Friday, September 17, 2010

Another Dishonest, Untruthful and Corrupt move by Obama!

Here's another dishonest end run by Obama to put another liberal extremist into a very powerful position and avoid congressional review. This President and his Administration is Dishonest, Untruthful, Corrupt and frankly doesn't give a damn aboout the checks and balances that have been built into our Government. If this person is so good and is right for the job then she ought to be able to pass muster with a Congressional Review!


Obama Picks Warren to Set Up Consumer Bureau

By JACKIE CALMES and SEWELL CHAN
Published: September 17, 2010

Elizabeth Warren, the Harvard law professor who became a darling of the left for her championship of the Consumer Financial Protection Bureau, was appointed by President Obama on Friday to oversee its establishment by mid-2011, until a director is named later.

The appointment will allow Ms. Warren, “a janitor’s daughter,” as Mr. Obama called her in a Rose Garden introduction, to effectively get the agency up and running without having to go through a contentious confirmation battle in the Senate — a fight that a leading Democrat, Senator Christopher J. Dodd of Connecticut, predicted she could not win given opposition from Republicans and the financial industry.

Mr. Obama said Ms. Warren would recruit staff and initiate policies for regulating mortgages, student loans and other consumer credit products, and would have a voice in picking the first director. The favorite among administration officials is Michael S. Barr, an assistant secretary of Treasury for financial institutions who is an authority on financial regulation and on services for low and moderate-income households.

The interim role for Ms. Warren averts a political problem for Mr. Obama in this election season. Rejecting her would have angered many party liberals, who already are demoralized by administration policies they view as too centrist and friendly to Wall Street. Liberal and consumer groups had lobbied hard for her, along with some lawmakers including Representative Barney Frank of Massachusetts, the chairman of the House Financial Services Committee.

“This is the boldest step Obama’s taken so far to rein in the big Wall Street banks,” the leaders of the group MoveOn.org, who often are critical of the president, wrote in an e-mail to members.

Business groups, while disappointed, privately acknowledged relief that Ms. Warren appeared unlikely to become director.

The creation of the bureau was a central piece of the legislation overhauling the financial regulatory system that Mr. Dodd sponsored and Mr. Obama signed into law in July. Its genesis was an article that Ms. Warren wrote a year before the near-collapse of the financial system in 2008, a crisis blamed in part on abusive mortgage practices.

“Basically, the Consumer Financial Protection Bureau will be a watchdog for the American consumer, charged with enforcing the toughest financial protections in history,” Mr. Obama said.

Ms. Warren was named an assistant to the president, a designation that is held by senior White House advisers. She also will be a special adviser to the Treasury secretary, Timothy F. Geithner, and report jointly to him and the president.

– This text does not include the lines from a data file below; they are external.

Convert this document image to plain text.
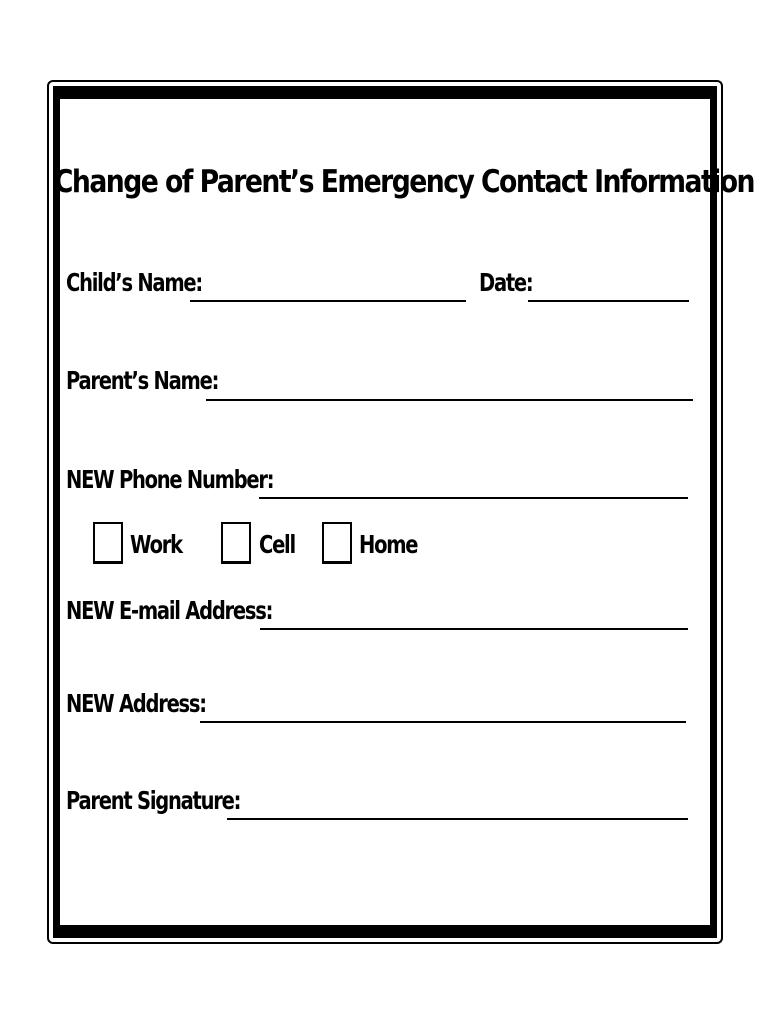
Change of Parent’s Emergency Contact Information
Child’s Name:	Date:
Parent’s Name:
NEW Phone Number:
Work	Cell	Home
NEW E-mail Address:
NEW Address:
Parent Signature:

While Mr. Geithner nodded vigorously in approval as he stood in the Rose Garden with Mr. Obama and Ms. Warren, his dealings with her have been the subject of much speculation. Ms. Warren, as the chairwoman of the Congressional panel that oversees the Troubled Asset Relief Program, has often been critical of Mr. Geithner and his department for the management of the financial rescue program. Privately, Mr. Geithner promoted Mr. Barr for the consumer post.

Under the financial regulation law, Treasury will have the powers delegated to the bureau until a permanent director is nominated and confirmed by the Senate to a five-year term. Next July the bureau will assume the regulatory power for consumer rights now vested in a range of agencies, including the Federal Reserve, the Federal Trade Commission, the Federal Deposit Insurance Corporation and the Department of Housing and Urban Development.

Once a director is confirmed, the bureau can issue regulations and enforce new standards for mortgages, credit cards, payday loans and a wide array of other financial products.

It is expected to have a budget of up to $500 million and hundreds of employees, many of them drawn from the agencies that will give up responsibilities for consumer protection. The bureau will nominally be part of the Fed, which is obligated to finance its budget, but its personnel and rule-making decisions are to be made independent of the central bank.

Ms. Warren, 61, an authority on bankruptcy law, developed her following among liberals with her writings and advocacy on behalf of working-class families. But she has drawn fire from financial institutions for her persistent attacks on abusive, deceptive and unfair lending practices. Banking executives as well as some Treasury officials say she has been overly broad in criticizing those practices, and showed some misunderstanding of financial markets.

Republicans were quick to criticize Mr. Obama for circumventing a Senate confirmation. Senator John Thune of South Dakota, the chairman of the Republican Policy Committee in the Senate, said in a statement, “This appointment lacks transparency and represents the latest power grab by the president to expand the reach of an intrusive government into the lives of Americans.”

Ms. Warren, writing on the White House Web site, said, “The new law creates a chance to put a tough cop on the beat and provide real accountability and oversight of the consumer credit market. The time for hiding tricks and traps in the fine print is over.”